What wonder lies in yonder cabinet? Taking the Rats to Riga is a door to open the eyes of the mind. Like all worthwhile art, the piece invites us on a journey that has no path nor map, nor even an endpoint. Only a process, footsteps through the mind of an artist now forever lost to us.

The Book of Categories

Handled, Damaged, Partially Repaired, Damaged Again, and Then Documented by Charles Yu

0 What there is

1 Proper name

The full name for The Book of Categories[1] is as follows:

THE BOOK OF CATEGORIES

(A CATALOG OF CATALOGS

(BEING ITSELF A VOLUME ENCLOSING

A CONCEPTUAL STRUCTURE

(SUCH STRUCTURE BEING

COMMONLY REFERRED TO AS AN

(IDEA)-CAGE)))

2 Nature of

2.1     Basic properties of

The Book of Categories is composed of two books, one placed inside the other.

The outer book (formally known as The Outer Book) is a kind of frame wrapped around the inner book, which is known as, uh, The Inner Book.

2.1.1               Paper

The Inner Book’s pages are made of a highly unusual type of paper, which is made of a substance known as (A)CTE, so-called because of its (apocrypha)-chemical-thermo-ephemeral properties, the underlying chemistry of which is not well understood, but the practical significance of which is a peculiar characteristic: with the proper instrument, (A)CTE can be sliced and re-sliced again, page-wise, an indefinite number of times.

2.1.1.1   Method for creation of new pages

Each cut must be swift and precise, and the angle must be metaphysically exact, but if the operation is performed correctly, there is no known lower bound to the possible thinness of a single sheet of (A)CTE paper.

A photograph of pages from The Book of Categories, origin unknown.

2.1.1.1.1     Page count

To wit, as of the time of this writing, despite having total thickness (in a closed position) of just over two inches, The Book of Categories contains no less than 3,739,164 pages.[2]

3 Intended Purpose

3.1     Conjecture

This property of repeated divisibility is believed to be necessary for The Book of Categories to function in its intended purpose (the Intended Purpose).[3]

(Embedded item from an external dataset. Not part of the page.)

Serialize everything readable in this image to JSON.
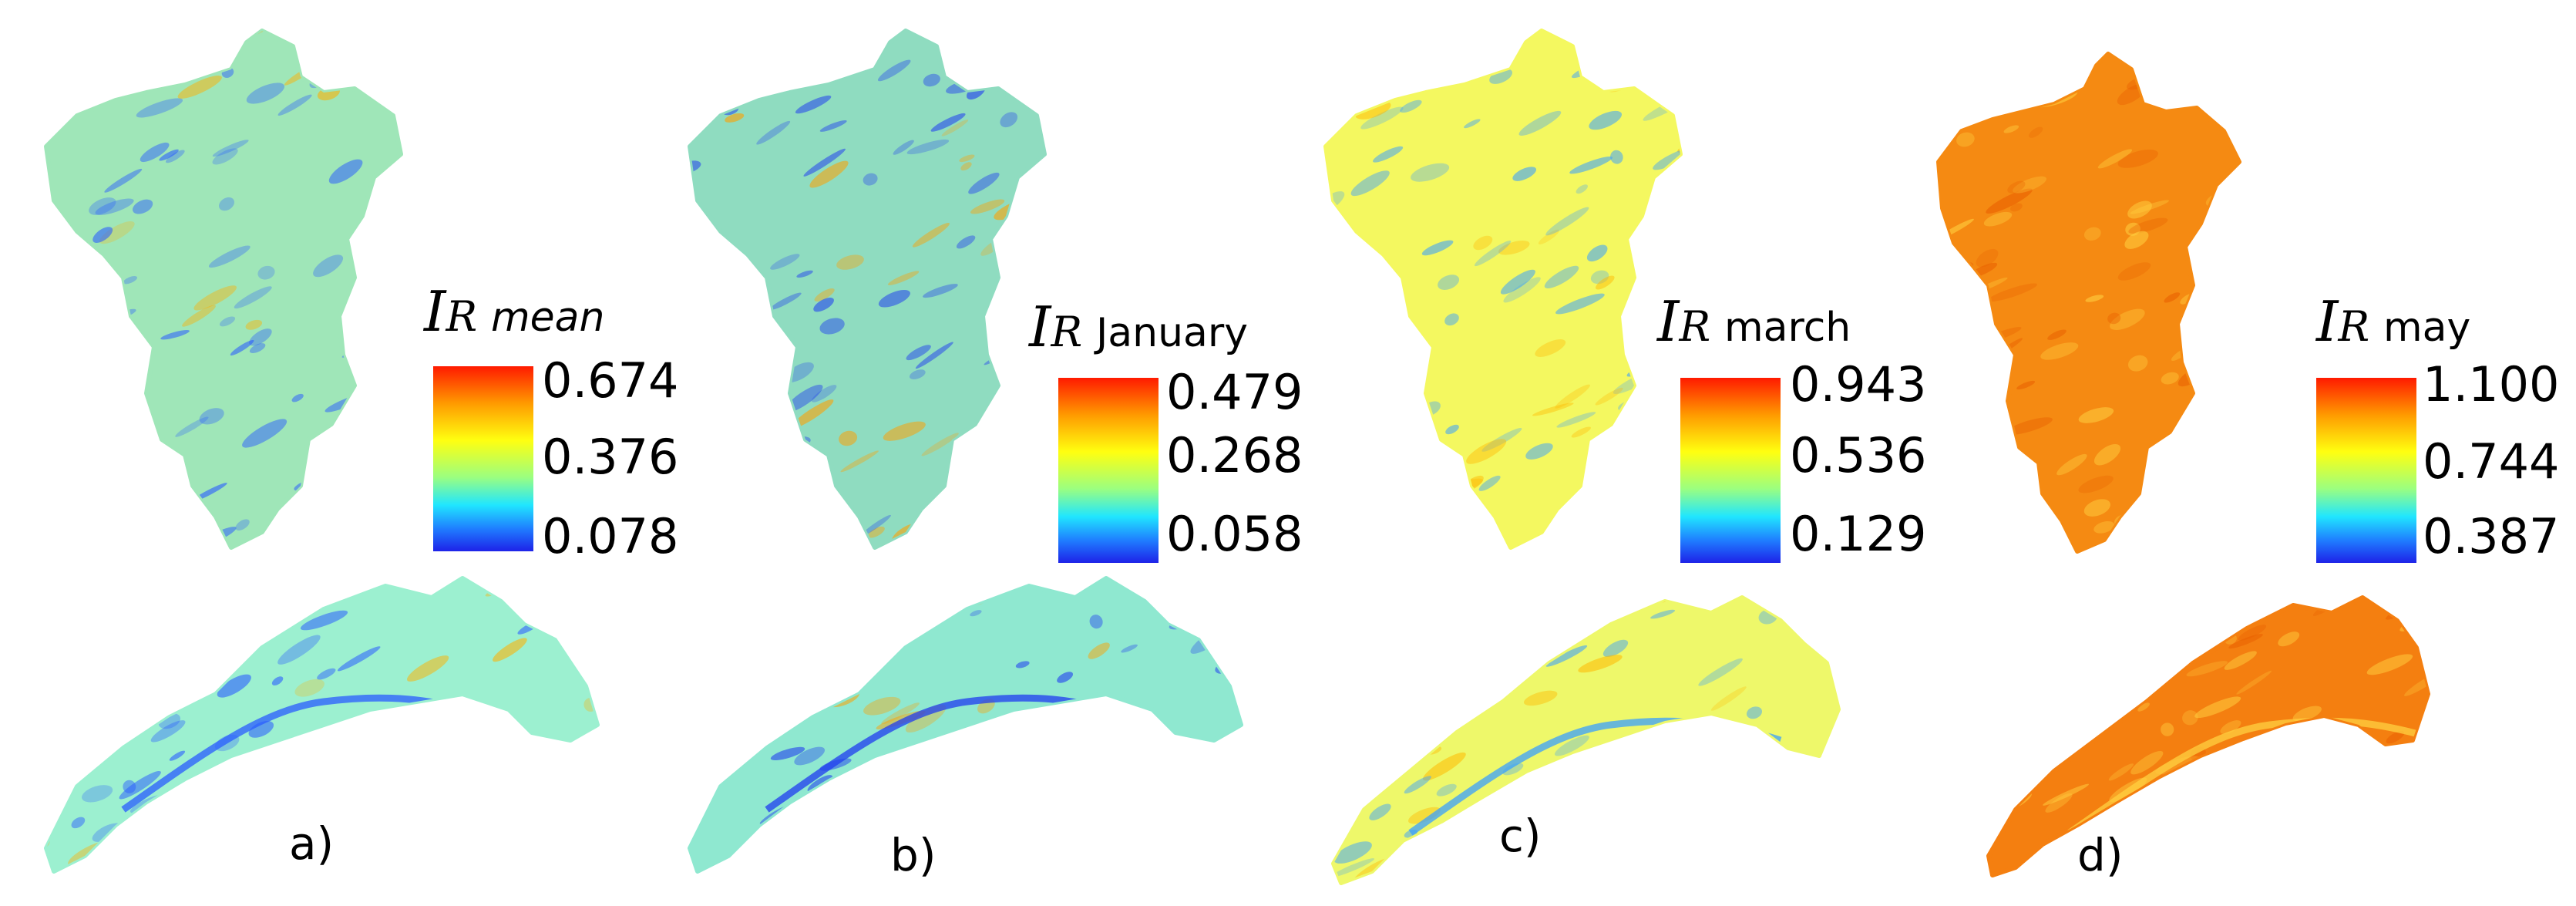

3.2     Theories regarding Intended Purpose

There are four major theories on what the Intended Purpose is. The first three are unknown. The fourth theory is known but is wrong.

The fifth theory of the Intended Purpose (the Fifth Theory) is not yet a theory, it’s still more of a conjecture, but it has a lot of things going for it and everyone’s really pulling for the Fifth Theory and thinks it’s well on its way to theory-hood.